Berkshire Hathaway Inc. Class B shares slumped 2.5 percent to $69.44. Warren Buffett's Omaha, Nebraska-based company is among firms that may be downgraded by S&P as the ratings company reviews insurers after stripping the U.S. government of its AAA rating.
“Our view of these companies' fundamental credit characteristics has not changed,” S&P said in a statement today as it cut the outlook to “negative” on Omaha, Nebraska-based Berkshire. “Rather, the rating actions reflect the application of criteria and our view that the link between the ratings on these entities and the sovereign credit ratings on the U.S. could lead to a decline in the insurers' financial strength.”
Buffett lost his AAA rating from S&P last year after agreeing to buy railroad Burlington Northern Santa Fe. He said Aug. 6 that the ratings firm erred in cutting the U.S. grade and that the country should have a “quadruple A” rating. Buffett didn't immediately respond to a request for a comment.
Newmont Mining Rallies
Gold climbed to more than $1,700 an ounce for the first time amid concern that the global economy is slowing. Oil and copper tumbled. Chevron decreased 5.1 percent to $92.61. Newmont Mining rallied 3 percent to $56.02.
Only two other stocks in the S&P 500 advanced. O'Reilly Automotive Inc., an auto-parts retailer, gained 0.4 percent to $58.56. Procter & Gamble Co., the world's largest consumer- products company, rose 0.1 percent to $60.65.
The downgrade may spook investors, causing sentiment to grow more bearish in the short term, but corporate fundamentals, including balance sheets with more cash than debt and earnings growth, will continue to push the S&P 500 higher by the end of the year, strategists at Barclays Plc, Citigroup Inc. and JPMorgan Chase & Co. said. While Goldman Sachs Group Inc. cut its year-end target for the S&P 500 to 1,400, Barclays held its 1,450 estimate.
“The medium to long-term effects of the U.S. sovereign downgrade are minimal, even as the short impact could be turbulent,” Thomas Lee, JPMorgan's equity strategist in New York, wrote in an e-mailed note.

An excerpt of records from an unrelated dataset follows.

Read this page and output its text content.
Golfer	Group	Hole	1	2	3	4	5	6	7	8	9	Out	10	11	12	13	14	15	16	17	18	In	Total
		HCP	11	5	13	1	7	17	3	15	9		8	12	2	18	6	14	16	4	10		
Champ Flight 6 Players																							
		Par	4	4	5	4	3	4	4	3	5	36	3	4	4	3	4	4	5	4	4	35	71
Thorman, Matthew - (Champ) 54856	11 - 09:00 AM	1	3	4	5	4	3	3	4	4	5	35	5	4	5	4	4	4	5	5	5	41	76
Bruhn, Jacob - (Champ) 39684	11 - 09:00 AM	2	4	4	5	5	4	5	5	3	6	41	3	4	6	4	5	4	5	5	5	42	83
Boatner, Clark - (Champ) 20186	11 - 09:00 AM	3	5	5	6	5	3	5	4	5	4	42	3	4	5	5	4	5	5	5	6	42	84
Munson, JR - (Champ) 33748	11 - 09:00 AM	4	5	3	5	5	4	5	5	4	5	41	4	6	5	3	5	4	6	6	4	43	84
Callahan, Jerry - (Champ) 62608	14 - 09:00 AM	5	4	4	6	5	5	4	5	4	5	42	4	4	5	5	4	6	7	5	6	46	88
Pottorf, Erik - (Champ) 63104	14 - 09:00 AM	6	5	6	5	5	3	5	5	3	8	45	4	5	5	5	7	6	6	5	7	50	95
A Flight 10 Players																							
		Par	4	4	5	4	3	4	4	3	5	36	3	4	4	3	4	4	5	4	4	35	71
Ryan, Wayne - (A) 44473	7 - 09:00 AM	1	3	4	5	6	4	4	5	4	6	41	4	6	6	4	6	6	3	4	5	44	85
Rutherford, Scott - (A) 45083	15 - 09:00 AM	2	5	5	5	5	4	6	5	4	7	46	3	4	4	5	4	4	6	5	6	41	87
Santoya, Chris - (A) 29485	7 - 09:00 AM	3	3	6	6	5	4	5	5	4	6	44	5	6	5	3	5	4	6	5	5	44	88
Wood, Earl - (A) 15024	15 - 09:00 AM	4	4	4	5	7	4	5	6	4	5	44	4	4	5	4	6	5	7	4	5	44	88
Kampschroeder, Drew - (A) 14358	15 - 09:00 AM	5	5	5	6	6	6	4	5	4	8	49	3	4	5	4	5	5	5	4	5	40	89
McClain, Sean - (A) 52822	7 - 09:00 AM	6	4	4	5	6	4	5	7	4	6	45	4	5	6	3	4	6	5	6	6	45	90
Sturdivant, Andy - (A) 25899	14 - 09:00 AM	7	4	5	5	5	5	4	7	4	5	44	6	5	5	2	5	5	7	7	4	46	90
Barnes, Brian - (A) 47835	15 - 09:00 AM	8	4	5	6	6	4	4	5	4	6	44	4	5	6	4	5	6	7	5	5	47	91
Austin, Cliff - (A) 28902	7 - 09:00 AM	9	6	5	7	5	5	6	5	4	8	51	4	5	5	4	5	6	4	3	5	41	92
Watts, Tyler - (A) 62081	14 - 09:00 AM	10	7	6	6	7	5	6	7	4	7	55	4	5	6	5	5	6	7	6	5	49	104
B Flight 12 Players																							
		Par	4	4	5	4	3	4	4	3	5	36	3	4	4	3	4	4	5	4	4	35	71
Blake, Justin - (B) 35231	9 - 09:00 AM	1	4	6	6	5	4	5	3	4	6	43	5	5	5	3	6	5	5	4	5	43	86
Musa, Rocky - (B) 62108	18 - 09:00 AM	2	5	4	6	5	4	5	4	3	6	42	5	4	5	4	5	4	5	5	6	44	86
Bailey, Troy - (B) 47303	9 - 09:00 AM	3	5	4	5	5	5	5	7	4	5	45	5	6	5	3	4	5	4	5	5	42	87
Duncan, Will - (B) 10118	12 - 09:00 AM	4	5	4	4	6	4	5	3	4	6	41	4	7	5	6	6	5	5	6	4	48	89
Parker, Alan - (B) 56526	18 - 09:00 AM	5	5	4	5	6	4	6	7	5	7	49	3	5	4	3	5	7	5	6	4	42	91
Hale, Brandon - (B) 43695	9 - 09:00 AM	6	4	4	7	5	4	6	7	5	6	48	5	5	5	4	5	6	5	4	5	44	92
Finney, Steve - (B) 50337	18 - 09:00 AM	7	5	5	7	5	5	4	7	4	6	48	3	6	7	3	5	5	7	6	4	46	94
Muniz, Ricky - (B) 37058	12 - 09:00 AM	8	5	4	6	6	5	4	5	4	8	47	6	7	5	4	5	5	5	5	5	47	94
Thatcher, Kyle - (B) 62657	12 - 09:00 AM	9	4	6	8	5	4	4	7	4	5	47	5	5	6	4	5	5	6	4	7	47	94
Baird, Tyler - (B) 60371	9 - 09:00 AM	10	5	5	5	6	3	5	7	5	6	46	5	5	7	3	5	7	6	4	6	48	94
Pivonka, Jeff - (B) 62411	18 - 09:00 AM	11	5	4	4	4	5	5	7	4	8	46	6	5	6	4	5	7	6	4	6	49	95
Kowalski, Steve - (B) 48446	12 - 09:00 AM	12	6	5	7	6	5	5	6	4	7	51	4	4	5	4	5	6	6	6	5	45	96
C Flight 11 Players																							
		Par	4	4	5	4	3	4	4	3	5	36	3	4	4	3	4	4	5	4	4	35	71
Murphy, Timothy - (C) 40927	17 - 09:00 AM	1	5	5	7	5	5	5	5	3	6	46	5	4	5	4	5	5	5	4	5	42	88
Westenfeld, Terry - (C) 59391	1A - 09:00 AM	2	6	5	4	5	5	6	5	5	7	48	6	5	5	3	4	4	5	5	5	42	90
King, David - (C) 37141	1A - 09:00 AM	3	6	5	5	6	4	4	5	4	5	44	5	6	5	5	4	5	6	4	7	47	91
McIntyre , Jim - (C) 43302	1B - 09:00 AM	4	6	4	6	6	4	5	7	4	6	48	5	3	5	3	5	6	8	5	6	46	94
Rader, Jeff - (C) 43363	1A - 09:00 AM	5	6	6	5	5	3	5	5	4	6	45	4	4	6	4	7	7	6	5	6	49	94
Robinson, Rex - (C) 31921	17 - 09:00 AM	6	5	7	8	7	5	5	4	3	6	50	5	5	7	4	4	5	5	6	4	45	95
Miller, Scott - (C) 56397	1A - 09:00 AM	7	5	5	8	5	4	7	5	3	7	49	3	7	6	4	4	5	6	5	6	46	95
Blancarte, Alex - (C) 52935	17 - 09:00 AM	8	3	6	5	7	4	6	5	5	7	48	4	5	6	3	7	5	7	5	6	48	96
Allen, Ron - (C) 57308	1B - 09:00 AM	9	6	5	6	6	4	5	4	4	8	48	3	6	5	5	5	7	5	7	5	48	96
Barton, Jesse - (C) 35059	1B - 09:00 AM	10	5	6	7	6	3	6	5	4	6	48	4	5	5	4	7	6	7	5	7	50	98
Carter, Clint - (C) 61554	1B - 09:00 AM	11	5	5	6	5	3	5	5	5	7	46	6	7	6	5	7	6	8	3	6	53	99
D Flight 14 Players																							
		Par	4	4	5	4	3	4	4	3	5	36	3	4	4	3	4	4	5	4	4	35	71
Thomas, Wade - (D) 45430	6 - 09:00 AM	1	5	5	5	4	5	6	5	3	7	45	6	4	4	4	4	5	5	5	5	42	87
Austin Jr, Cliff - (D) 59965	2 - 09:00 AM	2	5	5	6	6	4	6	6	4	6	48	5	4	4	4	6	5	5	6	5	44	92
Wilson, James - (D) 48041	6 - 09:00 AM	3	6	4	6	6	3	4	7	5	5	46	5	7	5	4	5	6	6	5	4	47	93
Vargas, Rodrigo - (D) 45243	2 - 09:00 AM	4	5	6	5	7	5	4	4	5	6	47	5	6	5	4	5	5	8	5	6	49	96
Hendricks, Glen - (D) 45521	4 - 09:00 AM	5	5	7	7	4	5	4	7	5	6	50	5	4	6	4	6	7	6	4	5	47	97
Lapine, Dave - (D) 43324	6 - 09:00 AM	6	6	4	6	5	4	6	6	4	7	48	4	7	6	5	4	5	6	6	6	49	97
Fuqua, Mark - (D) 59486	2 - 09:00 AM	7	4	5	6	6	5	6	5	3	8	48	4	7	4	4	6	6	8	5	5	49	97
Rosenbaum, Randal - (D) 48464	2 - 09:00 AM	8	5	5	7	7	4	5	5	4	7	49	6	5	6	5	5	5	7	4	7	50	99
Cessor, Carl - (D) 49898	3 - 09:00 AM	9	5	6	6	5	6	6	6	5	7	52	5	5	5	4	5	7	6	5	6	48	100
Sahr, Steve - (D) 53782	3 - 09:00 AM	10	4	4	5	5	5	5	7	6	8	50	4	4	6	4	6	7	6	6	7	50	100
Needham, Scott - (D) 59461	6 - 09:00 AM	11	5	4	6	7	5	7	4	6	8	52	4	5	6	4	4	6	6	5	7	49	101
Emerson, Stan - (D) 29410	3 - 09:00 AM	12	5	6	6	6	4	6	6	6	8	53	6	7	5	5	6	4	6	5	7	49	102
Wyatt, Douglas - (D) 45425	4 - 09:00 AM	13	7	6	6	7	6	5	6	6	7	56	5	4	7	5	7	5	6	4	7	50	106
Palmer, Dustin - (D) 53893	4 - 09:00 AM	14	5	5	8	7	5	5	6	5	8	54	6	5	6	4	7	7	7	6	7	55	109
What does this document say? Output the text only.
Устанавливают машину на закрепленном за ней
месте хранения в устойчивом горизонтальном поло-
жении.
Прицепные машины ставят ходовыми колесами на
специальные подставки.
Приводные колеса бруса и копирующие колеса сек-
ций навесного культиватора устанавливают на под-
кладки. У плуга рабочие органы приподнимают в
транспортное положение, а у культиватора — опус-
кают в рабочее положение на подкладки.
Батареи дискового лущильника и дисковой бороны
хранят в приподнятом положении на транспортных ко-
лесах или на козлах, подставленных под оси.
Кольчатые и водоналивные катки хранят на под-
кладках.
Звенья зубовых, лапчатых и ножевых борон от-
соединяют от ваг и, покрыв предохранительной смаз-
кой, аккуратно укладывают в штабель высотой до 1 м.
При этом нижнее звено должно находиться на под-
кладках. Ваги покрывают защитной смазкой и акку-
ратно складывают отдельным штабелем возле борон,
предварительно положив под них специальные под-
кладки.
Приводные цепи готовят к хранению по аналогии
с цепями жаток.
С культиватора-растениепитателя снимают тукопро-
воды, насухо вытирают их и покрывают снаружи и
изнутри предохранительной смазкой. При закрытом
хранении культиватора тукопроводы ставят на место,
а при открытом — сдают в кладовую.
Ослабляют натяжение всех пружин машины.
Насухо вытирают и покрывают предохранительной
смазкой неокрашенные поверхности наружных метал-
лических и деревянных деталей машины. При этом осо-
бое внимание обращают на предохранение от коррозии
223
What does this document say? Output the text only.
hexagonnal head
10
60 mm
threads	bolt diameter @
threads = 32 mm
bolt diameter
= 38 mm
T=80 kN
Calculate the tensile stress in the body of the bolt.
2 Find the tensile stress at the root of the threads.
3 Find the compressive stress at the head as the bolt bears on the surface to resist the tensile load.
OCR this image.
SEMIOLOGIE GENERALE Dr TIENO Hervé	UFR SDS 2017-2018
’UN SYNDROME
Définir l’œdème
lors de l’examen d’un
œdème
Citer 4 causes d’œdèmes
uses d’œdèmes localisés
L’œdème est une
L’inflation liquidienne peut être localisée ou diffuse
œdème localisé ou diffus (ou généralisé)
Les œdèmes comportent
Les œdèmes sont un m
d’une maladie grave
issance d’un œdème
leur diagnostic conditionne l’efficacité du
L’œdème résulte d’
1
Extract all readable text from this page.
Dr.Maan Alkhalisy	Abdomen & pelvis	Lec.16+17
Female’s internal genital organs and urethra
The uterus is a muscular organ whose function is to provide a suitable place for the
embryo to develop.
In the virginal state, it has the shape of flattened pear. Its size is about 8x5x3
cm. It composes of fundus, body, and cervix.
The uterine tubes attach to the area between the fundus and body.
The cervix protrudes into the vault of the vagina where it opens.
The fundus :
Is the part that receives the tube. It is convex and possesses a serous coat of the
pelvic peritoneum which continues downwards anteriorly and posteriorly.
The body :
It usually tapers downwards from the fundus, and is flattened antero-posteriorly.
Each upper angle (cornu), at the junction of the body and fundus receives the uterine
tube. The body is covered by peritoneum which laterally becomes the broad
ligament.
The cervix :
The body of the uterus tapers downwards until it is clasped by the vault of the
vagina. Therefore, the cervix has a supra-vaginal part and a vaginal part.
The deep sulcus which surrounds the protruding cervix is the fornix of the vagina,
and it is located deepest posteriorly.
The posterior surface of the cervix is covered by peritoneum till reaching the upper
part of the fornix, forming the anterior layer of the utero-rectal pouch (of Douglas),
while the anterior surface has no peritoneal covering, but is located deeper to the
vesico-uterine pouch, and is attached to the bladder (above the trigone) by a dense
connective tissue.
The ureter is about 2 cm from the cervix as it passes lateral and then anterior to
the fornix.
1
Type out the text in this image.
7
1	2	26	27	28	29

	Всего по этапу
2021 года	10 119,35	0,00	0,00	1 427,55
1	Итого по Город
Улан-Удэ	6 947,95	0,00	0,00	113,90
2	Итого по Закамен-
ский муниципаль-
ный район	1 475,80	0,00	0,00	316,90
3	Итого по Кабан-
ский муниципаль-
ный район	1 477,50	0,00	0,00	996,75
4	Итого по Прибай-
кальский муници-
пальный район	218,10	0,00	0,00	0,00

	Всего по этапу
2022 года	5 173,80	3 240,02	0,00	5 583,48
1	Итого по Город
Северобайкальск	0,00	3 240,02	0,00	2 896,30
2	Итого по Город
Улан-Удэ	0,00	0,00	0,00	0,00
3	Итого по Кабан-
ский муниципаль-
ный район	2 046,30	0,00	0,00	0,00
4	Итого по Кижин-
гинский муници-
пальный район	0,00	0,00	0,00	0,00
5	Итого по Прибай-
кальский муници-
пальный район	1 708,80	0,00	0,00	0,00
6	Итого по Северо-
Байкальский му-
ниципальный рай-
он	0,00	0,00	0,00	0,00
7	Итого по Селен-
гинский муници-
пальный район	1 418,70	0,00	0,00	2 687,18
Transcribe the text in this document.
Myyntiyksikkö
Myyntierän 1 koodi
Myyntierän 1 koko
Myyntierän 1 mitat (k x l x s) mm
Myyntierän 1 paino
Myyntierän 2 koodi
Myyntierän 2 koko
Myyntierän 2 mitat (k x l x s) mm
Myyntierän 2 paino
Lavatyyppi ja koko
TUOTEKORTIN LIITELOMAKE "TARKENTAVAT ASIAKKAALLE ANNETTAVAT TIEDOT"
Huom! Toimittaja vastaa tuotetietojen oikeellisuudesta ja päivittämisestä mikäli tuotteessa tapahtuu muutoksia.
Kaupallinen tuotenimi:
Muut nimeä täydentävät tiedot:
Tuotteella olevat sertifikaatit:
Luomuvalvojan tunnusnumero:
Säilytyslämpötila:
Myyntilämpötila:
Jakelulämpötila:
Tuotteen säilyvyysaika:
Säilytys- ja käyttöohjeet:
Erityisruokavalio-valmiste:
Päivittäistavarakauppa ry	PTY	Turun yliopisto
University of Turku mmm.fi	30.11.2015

The S&P 500 retreated 11 percent from July 22 through Aug 5 amid concern about an economic slowdown. The benchmark gauge for American equities was still up 77 percent from a 12-year low through Aug. 5 following government stimulus measures and higher-than-estimated corporate earnings.
Per-share earnings increased 18 percent among the S&P 500 companies that have released quarterly results since July 11, according to data compiled by Bloomberg. About three-quarters of the companies have topped the average analyst profit forecast, the data show. Sales rose 13 percent during that period.
“We had a terrific earnings season,” Jeffrey Saut, chief investment strategist at Raymond James & Associates in St. Petersburg, Florida, said in a telephone interview. His firm manages $275 billion. “We're not going into a recession. Now is not the time to panic. This is where you start to put cash back to work.”